Jiménez é uma quéchua que se propôs resgatar um grão de alto valor nutritivo, cujo cultivo foi desenvolvido pelos povos indígenas em tempos pré-hispânicos, mas posteriormente foi trocado por outros alimentos introduzidos na Bolívia. Quando ela começou a cultivar a cañahua, esta planta só era utilizada para consumo próprio. Hoje é produzida por mais de 1.500 famílias que a comercializam.
O prêmio, denominado “Alma da Ruralidade”, é parte de uma iniciativa do organismo especializado em desenvolvimento agropecuário e rural para reconhecer homens e mulheres que deixam rastro e fazem a diferença nos campos do continente americano, região fundamental para a segurança alimentar e nutricional e a sustentabilidade ambiental do planeta.
Trigidia foi criada no campo e herdou do pai a paixão pela agricultura.

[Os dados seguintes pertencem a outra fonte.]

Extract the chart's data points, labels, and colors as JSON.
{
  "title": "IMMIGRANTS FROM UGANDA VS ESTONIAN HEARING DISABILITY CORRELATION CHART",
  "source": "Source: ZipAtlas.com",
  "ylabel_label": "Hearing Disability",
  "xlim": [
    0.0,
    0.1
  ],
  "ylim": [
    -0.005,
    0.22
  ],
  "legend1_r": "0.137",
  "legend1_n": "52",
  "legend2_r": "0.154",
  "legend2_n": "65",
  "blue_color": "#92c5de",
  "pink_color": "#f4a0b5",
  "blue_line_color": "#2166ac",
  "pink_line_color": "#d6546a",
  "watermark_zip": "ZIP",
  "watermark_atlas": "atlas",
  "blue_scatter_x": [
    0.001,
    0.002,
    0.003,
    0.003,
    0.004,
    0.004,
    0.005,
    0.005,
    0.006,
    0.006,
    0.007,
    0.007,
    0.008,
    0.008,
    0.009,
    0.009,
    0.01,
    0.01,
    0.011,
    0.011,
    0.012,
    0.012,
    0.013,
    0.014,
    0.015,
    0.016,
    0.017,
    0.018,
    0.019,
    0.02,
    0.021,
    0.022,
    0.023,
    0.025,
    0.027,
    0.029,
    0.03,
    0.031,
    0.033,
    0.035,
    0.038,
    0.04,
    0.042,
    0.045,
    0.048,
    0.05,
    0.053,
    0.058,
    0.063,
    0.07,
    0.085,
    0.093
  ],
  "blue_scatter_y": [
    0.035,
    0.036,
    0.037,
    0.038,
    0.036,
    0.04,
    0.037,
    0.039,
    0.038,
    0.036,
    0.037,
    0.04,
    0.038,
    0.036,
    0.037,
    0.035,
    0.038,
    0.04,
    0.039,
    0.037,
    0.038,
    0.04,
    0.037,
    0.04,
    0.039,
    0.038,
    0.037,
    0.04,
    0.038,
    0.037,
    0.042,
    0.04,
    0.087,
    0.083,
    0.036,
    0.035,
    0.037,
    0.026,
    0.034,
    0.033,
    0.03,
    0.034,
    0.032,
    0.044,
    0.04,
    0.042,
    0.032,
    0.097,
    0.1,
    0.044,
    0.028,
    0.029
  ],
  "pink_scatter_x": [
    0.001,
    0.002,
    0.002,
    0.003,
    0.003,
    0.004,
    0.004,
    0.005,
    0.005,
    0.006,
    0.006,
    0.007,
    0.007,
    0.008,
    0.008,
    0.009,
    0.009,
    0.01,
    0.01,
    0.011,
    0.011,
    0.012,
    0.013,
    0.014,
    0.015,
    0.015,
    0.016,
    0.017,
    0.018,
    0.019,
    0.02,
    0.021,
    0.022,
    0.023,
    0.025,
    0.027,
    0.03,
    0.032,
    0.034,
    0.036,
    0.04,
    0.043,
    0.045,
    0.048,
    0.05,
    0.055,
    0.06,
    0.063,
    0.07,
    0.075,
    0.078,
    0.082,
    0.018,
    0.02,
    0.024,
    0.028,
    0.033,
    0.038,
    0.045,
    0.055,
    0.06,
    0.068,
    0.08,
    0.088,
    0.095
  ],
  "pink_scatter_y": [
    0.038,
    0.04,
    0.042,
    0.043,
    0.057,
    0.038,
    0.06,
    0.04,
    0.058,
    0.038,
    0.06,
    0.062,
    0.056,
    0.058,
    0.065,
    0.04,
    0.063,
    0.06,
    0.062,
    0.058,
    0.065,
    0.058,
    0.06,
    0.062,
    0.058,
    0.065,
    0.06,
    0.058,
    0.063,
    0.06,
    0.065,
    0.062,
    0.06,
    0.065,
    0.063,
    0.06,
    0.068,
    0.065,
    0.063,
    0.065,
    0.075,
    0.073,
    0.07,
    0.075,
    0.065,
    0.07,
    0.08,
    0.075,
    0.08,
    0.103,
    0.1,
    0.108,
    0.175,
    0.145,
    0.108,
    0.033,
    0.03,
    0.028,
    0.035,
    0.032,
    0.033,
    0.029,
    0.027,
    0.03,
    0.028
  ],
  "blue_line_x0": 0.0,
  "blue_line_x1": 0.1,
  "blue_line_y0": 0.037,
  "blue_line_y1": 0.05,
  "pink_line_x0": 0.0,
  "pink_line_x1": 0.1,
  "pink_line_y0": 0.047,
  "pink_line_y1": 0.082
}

Desafiando os estereótipos de gênero, cursou universidade e trabalhou longo tempo na cidade, mas aos 45 anos, casada e mãe de quatro filhos, decidiu voltar ao campo para se reencontrar com as suas raízes.
É uma das promotoras da “Rede Nacional de Saberes e Conhecimentos em Cañahua”, organização que busca dar visibilidade a esse cultivo por sua importância para a segurança alimentar e suas qualidades resilientes à mudança do clima.
A Rede tem o apoio do Instituto Interamericano de Cooperação para a Agricultura (IICA) com uma ampla participação de atores.
O Prêmio Líderes da Ruralidade concedido pelo IICA é um reconhecimento aos que cumprem um duplo papel insubstituível: ser avalistas da segurança alimentar e nutricional e, ao mesmo tempo, guardiões da biodiversidade do planeta por meio da produção em qualquer circunstância.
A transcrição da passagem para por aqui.